International Mountain Day

“(…) Mountains are an important source of water, energy and biodiversity. Furthermore, they are a source of such key resources as minerals, forest products and agricultural products and of recreation. As a major ecosystem representing the complex and interrelated ecology of our planet, mountain environments are essential to the survival of the global ecosystem
(Agenda21, Rio de Janeiro, 1992, Chapter 13, Sustainable Mountain Development)

Today, 11 December, is International Mountain Day – IMD, set up by the United Nations General Assembly in 2002 (with the first day held in 2003) to underline the importance of mountain areas in the world, also in relation to sustainable development and protection of the environment. Protection of mountains is also included in one of the United Nations Sustainable Development Goals (Life on land – Goal 15). The aim of the day is to attract the widest possible attention to mountain issues and make them one of the top international priorities ensuring the best possible quality of life and sustainable development in favour of millions of people who live in mountain areas. Indeed, mountains cover around a quarter of the Earth’s surface and are inhabited by 12% of the world’s population. They are some of the areas of our planet most threatened by deforestation, overexploitation of the territory, high migration rates, mining and tourist activities.

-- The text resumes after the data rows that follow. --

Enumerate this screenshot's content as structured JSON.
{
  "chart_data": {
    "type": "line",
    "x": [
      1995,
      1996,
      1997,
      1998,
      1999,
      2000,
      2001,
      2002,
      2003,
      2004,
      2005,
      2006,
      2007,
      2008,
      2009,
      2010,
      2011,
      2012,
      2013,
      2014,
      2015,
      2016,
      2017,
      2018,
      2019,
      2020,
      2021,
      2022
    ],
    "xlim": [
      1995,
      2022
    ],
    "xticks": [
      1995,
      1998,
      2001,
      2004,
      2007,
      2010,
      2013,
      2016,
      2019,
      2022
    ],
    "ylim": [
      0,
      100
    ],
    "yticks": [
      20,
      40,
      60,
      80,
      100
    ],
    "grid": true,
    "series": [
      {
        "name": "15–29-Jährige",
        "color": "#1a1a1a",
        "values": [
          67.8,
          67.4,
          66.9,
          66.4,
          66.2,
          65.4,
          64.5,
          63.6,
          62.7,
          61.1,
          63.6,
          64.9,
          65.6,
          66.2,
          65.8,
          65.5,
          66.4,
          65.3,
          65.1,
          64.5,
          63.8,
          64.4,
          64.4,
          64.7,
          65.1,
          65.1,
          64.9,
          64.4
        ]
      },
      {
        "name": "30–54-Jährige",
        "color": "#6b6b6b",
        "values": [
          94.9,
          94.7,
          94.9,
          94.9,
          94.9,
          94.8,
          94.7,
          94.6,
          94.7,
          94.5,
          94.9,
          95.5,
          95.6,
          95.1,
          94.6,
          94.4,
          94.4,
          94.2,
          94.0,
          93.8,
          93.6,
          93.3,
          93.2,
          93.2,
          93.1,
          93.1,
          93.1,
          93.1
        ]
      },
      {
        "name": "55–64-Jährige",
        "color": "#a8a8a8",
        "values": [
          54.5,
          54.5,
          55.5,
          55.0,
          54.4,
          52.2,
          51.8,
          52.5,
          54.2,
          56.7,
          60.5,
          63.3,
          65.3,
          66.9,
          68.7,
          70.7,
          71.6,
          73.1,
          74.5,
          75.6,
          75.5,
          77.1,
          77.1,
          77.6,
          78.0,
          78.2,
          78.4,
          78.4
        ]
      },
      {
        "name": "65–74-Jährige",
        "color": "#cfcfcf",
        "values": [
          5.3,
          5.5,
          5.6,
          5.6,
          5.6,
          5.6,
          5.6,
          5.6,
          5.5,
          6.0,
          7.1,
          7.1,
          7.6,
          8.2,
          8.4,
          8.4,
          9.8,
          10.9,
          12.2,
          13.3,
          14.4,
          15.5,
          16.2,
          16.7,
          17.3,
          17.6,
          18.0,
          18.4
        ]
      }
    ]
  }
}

The theme chosen for the 2019 edition is “Mountains matter for Youth”, underlining the importance of future generations for the protection of mountains and their resources. In fact they will be the future leaders, the custodians of mountain regions and of their natural resources, which are being threatened by climate change. “This year we focus on the importance of protecting mountain ecosystems for future generations,” states FAO, which coordinates the world event. “In fact they play a vital role in guiding the world towards sustainable economic growth.” As FAO highlights, the 2019 edition is a great opportunity for young people to take the lead and request that mountains and mountain peoples become central in national and international development agendas. To understand the importance of these habitats, it is enough to think that mountain regions are home to over a billion people and half the human population depends on their natural resources – meaning water, food and clean energy.